PET-driven strategy effective, reduces treatment toxicity in advanced Hodgkin lymphoma
Adjusting treatment strategy based on results of a PET* scan performed after two cycles of escalated BEACOPP** potentially reduces exposure to toxicity and has comparable outcomes to a standard treatment regimen in patients with advanced Hodgkin lymphoma, according to the final analysis of the phase III AHL 2011 LYSA*** trial presented at EHA 2018.
“PET performed after two cycles of escalated BEACOPP can be safely used to guide subsequent treatment,” said lead author Dr Olivier Casasnovas from the CHU Le Bocage in Dijon, France.
“[These findings support] the response-adapted strategy of delivering four cycles of ABVD# for patients with negative PET [after two cycles of escalated BEACOPP] without impairing disease control,” he said.
Following two cycles of upfront escalated BEACOPP, the 823 study participants aged 16–60 years (median age 30 years, 63 percent male, 60 percent stage IV) with advanced classical Hodgkin lymphoma (stage III, IV, or high-risk IIB) who had not received prior treatment underwent a PET scan. They were then randomized to either the experimental PET-driven arm where patients who were PET positive received a further four cycles of escalated BEACOPP while those who were PET negative received four cycles of ABVD (n=410), or a standard (non-PET-driven) treatment arm where patients received another four cycles of escalated BEACOPP (n=413). Patients were followed up for a median 50 months.
A majority (84 percent) of patients in the experimental arm were PET-negative and received four cycles of ABVD while 12 percent received four more cycles of escalated BEACOPP.
Patients who received six cycles of escalated BEACOPP experienced significantly higher rates of treatment-related toxicity compared with those who received two cycles of escalated BEACOPP followed by four cycles of ABVD. This was particularly evident with regard to the rates of grade ≥3 adverse events such as anaemia (11 percent vs 2 percent), leukopenia (85 percent vs 74 percent), thrombocytopenia (44 percent vs 15 percent), and sepsis (7 percent vs 3 percent). [EHA 2018, abstract S110]
Incidence of serious adverse events (SAEs) was also higher among patients who received six cycles of escalated BEACOPP compared with two cycles of escalated BEACOPP plus four cycles of ABVD (26 percent vs 17 percent of patients, 204 and 102 SAEs, respectively; p<0.003), leading to six and two deaths, respectively. In the experimental arm, 66 percent of SAEs occurred during the first two cycles of chemotherapy.
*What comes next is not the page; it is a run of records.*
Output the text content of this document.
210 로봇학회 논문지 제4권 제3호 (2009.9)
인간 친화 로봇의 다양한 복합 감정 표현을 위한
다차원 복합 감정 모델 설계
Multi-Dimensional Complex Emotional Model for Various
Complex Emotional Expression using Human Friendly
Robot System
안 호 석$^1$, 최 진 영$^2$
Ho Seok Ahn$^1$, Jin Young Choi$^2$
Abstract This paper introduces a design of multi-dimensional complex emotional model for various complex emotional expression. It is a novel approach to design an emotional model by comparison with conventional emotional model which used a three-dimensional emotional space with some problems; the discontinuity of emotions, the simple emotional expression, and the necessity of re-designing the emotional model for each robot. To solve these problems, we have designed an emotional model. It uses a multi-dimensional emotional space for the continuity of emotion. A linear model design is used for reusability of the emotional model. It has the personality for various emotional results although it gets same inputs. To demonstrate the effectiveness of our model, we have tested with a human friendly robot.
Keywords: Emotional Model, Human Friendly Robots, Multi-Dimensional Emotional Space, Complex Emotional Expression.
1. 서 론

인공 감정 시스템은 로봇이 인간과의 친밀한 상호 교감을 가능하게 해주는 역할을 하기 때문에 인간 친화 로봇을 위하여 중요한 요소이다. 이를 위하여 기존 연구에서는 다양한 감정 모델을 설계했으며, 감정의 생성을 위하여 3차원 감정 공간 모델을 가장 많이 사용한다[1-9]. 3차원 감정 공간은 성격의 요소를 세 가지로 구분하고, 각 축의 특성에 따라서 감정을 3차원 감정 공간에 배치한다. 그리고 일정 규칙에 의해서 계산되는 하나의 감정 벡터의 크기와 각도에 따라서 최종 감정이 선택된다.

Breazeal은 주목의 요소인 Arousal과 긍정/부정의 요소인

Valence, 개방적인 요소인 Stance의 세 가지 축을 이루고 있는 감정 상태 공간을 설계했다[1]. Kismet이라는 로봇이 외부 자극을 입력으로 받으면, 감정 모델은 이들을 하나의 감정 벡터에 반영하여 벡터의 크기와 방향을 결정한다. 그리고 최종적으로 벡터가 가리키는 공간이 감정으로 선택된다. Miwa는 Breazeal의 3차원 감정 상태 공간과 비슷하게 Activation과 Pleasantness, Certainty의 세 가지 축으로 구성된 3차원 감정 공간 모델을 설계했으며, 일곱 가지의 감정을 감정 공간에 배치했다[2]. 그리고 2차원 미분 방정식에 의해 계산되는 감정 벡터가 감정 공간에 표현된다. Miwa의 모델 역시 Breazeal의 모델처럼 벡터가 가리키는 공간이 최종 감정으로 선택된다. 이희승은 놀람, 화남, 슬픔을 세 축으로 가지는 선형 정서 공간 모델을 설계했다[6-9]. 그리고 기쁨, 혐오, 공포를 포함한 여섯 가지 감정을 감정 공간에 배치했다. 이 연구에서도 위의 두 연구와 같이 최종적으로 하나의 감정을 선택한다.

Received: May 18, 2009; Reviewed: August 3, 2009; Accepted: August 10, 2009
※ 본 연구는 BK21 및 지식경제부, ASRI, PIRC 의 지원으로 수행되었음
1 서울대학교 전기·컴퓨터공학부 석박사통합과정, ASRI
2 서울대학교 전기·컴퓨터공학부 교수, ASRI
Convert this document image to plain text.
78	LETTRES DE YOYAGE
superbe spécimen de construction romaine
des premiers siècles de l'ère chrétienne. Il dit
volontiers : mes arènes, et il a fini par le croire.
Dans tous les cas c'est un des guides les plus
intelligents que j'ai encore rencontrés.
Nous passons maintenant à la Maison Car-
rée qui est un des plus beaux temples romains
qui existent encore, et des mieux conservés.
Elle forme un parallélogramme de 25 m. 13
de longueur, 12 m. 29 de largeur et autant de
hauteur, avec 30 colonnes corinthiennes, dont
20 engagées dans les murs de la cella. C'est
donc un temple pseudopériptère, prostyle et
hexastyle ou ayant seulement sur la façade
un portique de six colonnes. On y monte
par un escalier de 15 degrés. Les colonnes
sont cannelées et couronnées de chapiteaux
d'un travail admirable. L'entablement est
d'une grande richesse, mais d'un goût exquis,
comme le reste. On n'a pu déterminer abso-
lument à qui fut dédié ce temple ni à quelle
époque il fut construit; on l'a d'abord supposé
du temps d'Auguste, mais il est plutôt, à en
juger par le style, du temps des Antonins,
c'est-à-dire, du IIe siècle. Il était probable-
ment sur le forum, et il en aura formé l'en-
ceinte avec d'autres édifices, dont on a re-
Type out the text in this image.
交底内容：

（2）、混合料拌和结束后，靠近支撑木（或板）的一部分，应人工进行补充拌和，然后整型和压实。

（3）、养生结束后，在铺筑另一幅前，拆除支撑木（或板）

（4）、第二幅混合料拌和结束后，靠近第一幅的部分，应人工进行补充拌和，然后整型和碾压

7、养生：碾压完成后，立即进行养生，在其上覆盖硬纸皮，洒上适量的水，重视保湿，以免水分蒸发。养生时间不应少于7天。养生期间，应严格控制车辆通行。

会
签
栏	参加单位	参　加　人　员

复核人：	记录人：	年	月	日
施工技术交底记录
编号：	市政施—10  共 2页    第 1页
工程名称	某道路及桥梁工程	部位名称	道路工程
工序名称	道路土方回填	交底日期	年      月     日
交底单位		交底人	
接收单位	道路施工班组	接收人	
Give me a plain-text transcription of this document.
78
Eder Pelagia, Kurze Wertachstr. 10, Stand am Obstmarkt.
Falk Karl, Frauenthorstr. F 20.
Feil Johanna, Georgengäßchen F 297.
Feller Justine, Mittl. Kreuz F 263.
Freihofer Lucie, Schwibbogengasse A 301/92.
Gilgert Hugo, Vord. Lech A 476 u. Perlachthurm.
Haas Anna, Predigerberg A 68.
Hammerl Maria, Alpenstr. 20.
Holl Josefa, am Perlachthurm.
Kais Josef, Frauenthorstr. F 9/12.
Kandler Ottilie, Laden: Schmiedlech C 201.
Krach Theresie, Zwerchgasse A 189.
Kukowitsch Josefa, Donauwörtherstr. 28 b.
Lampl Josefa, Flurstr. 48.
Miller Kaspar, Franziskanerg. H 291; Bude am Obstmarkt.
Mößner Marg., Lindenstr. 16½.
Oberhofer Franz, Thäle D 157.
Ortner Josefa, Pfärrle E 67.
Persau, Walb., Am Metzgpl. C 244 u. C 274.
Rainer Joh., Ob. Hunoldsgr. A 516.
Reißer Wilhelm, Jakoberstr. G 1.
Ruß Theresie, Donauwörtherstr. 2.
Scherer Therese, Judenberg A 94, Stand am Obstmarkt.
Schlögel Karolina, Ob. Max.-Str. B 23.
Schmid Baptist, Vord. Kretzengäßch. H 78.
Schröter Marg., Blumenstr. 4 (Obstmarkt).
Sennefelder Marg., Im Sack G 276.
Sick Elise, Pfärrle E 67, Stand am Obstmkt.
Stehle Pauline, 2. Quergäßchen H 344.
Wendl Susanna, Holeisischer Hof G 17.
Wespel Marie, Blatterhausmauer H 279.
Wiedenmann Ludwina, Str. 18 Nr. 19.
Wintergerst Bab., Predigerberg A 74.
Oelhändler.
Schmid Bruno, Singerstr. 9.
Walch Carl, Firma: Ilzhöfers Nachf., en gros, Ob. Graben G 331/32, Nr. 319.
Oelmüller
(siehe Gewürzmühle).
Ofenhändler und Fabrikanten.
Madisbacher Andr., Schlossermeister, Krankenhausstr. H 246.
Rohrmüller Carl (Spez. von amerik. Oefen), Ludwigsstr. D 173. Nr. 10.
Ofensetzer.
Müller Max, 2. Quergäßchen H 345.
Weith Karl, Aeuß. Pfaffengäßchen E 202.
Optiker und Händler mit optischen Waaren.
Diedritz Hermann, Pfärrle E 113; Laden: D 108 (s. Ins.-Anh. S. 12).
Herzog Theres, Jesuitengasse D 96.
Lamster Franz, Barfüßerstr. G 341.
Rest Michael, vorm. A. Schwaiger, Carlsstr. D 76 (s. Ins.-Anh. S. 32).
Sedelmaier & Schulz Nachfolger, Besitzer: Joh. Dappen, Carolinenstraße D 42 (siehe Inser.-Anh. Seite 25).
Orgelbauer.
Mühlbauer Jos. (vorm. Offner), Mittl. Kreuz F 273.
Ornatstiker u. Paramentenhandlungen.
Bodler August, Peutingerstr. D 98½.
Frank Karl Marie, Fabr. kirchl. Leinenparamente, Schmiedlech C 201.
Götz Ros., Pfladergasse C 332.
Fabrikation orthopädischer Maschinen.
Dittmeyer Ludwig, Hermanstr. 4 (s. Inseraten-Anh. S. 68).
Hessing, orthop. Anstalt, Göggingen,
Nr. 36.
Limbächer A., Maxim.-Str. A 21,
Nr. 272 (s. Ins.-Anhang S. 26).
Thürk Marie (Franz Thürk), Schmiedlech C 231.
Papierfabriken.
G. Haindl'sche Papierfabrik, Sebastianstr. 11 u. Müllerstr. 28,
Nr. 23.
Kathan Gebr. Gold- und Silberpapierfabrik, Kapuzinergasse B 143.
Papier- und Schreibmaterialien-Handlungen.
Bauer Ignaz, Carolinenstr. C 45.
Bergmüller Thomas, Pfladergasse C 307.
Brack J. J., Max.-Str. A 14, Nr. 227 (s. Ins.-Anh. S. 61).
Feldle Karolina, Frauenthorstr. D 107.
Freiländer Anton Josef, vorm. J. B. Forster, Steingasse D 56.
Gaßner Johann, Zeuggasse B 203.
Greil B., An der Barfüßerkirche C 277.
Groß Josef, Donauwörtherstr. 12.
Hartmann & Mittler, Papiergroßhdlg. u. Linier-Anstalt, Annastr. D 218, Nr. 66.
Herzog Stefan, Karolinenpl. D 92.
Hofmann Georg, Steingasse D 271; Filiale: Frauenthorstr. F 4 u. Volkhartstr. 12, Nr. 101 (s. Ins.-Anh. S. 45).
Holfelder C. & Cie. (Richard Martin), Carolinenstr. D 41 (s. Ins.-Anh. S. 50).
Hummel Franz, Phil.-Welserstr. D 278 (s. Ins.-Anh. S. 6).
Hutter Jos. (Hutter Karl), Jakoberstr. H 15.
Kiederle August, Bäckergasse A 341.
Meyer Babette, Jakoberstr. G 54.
At 5 years, progression-free survival (PFS) was comparable between patients in the experimental and standard arms (85.7 percent vs 86.2 percent, hazard ratio [HR], 1.084; p=0.68), as was overall survival (OS; 96.4 percent vs 95.2 percent, HR, 0.936; p=0.91). [ASCO 2018, abstract 7503]
Disease progression was more common among patients who were PET-positive at 2 years where in the overall population, patients who were PET-positive at 2 years had lower PFS at 4 years compared with those who were PET-negative (70.7 percent vs 90.4 percent; p<0.0001). This trend was also observed when comparing PET-positive and PET-negative patients in the standard arm (75.1 percent vs 94.0 percent; p<0.0001) and experimental arm (70.8 percent vs 91.6 percent; p<0.0001). Conversely, OS did not appear to differ according to 2-year PET status.
“This approach [of de-escalated treatment] allows to significantly reduce treatment-related toxicity in most patients [and] provides similar patient outcomes compared with standard escalated BEACOPP treatment,” said Casasnovas. The association between PET positivity at 2 years and the elevated risk of progression highlights the need for the development of new treatment options for this subset of patients, he said.